In the wake of this week's state of emergency it's hard to argue that this summer has been a particularly dry one, yet Hawke's Bay's conditions are still not classified as a drought.

The process of classifying a drought is a fairly complicated one and involves the Ministry of Primary Industries working with local stakeholders to identify how events should be classified based on their impact on the rural sector.

In the latest climate update meeting, attended by rural representatives, MPI and the Hawke's Bay Regional Council, it was agreed that the region was not near the threshold to deem it a drought as farmers are coping and have options available to them.

While this is still the case Hawke's Bay Federated Farmers president Mr Foley expressed his concern for the dry conditions persisting through March due to the Bay's already-struggling river flows and aquifer levels.


"I don't feel Hawke's Bay can afford to go on through March will these conditions," he said.

Ministry for Primary Industries senior communications advisor Terri Anderson said while it's not unusual for Hawke's Bay to be dry in February, farmers would be very concerned if dry weather continues through March.

"If it gets to the point where it looks like they [farmers] would need support from the government to get through then what they would do is ask MPI to talk to the minister about classifying it as a medium-scale event," she said.

If MPI does not formally classify an adverse event as medium-scale or large-scale, the event is considered localised and dealt with locally by councils.

Ms Anderson said this week's state of emergency was a localised event, with the councils and rural support trusts dealing with the event at a local level.
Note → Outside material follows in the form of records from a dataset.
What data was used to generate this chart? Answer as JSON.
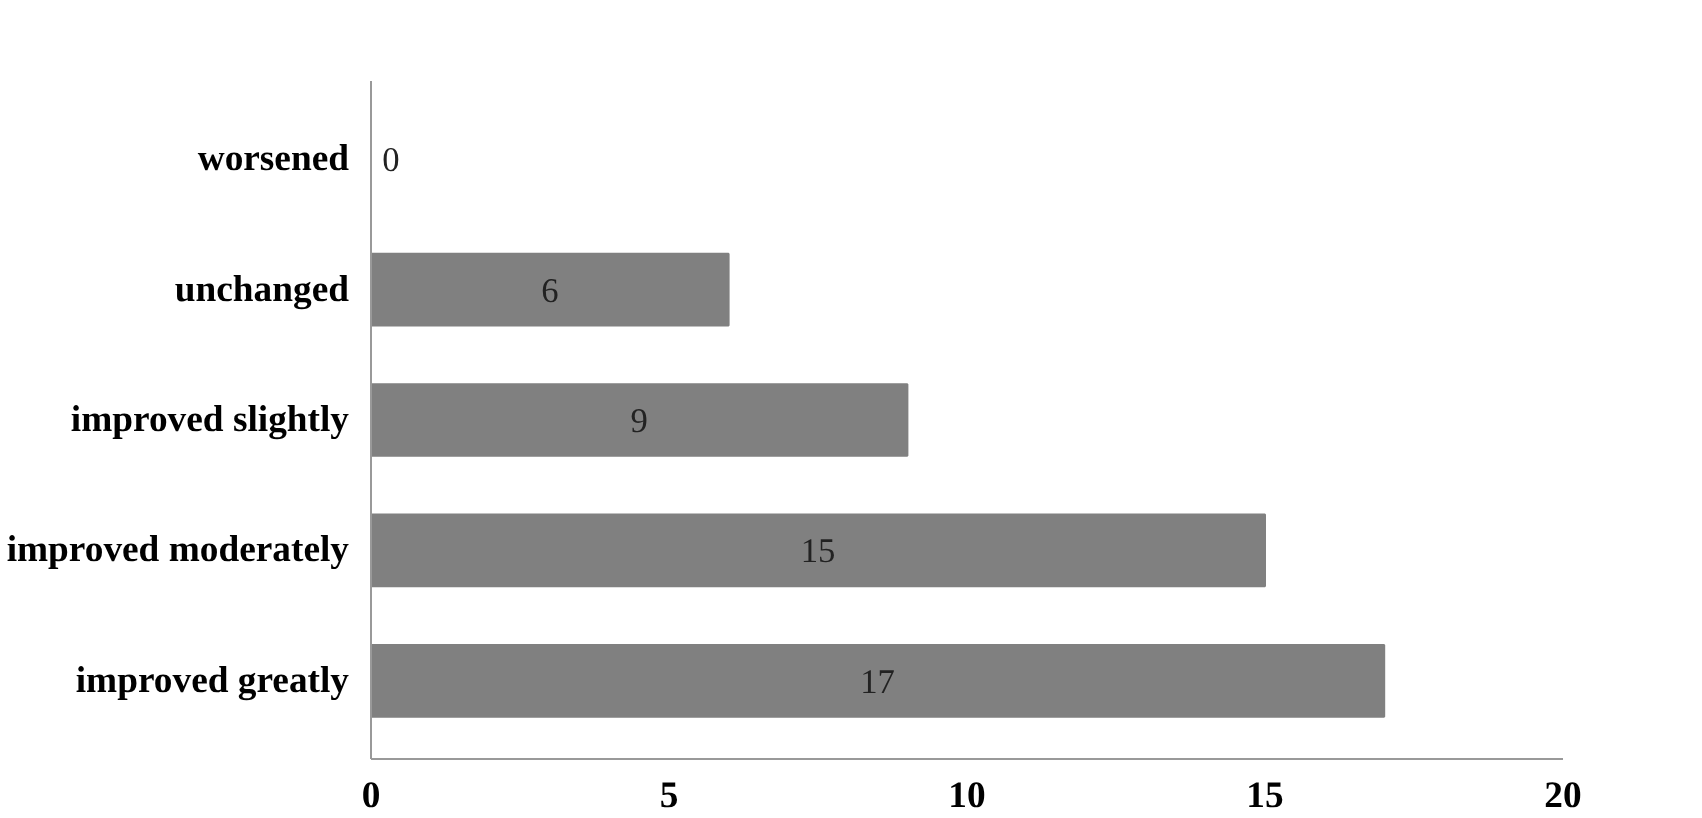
{
  "chart_data": {
    "type": "bar",
    "orientation": "horizontal",
    "categories": [
      "worsened",
      "unchanged",
      "improved slightly",
      "improved moderately",
      "improved greatly"
    ],
    "values": [
      0,
      6,
      9,
      15,
      17
    ],
    "color": "#808080",
    "xlim": [
      0,
      20
    ],
    "xticks": [
      0,
      5,
      10,
      15,
      20
    ],
    "grid": false,
    "data_labels": true
  }
}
"You can imagine there's lots of things that go on all the time and national government can't jump into every single one," she said.

Mr Foley made mention of good rainfall about one week ago, however he said strong winds and hot temperatures that followed essentially negated any positive effect.

"It tends to wipe out any rainfall...At the time it provides a sense of relief but it almost might well have not rained at all," he said.

NIWA principal scientist Chris Brandolino said although Hawke's Bay's soil moisture deficit was drier compared to normal, the region should expect some alleviation in the coming days.

Mr Brandolino said farmers should see notable improvements over the next five days due to increased rainfall, providing temperatures are cooler and there aren't any strong winds.

Metservice meteoroloist Cameron Couttes said the weather forecast predicts 50-80mm of rainfall over the next five days with cloudy skies and cooling winds.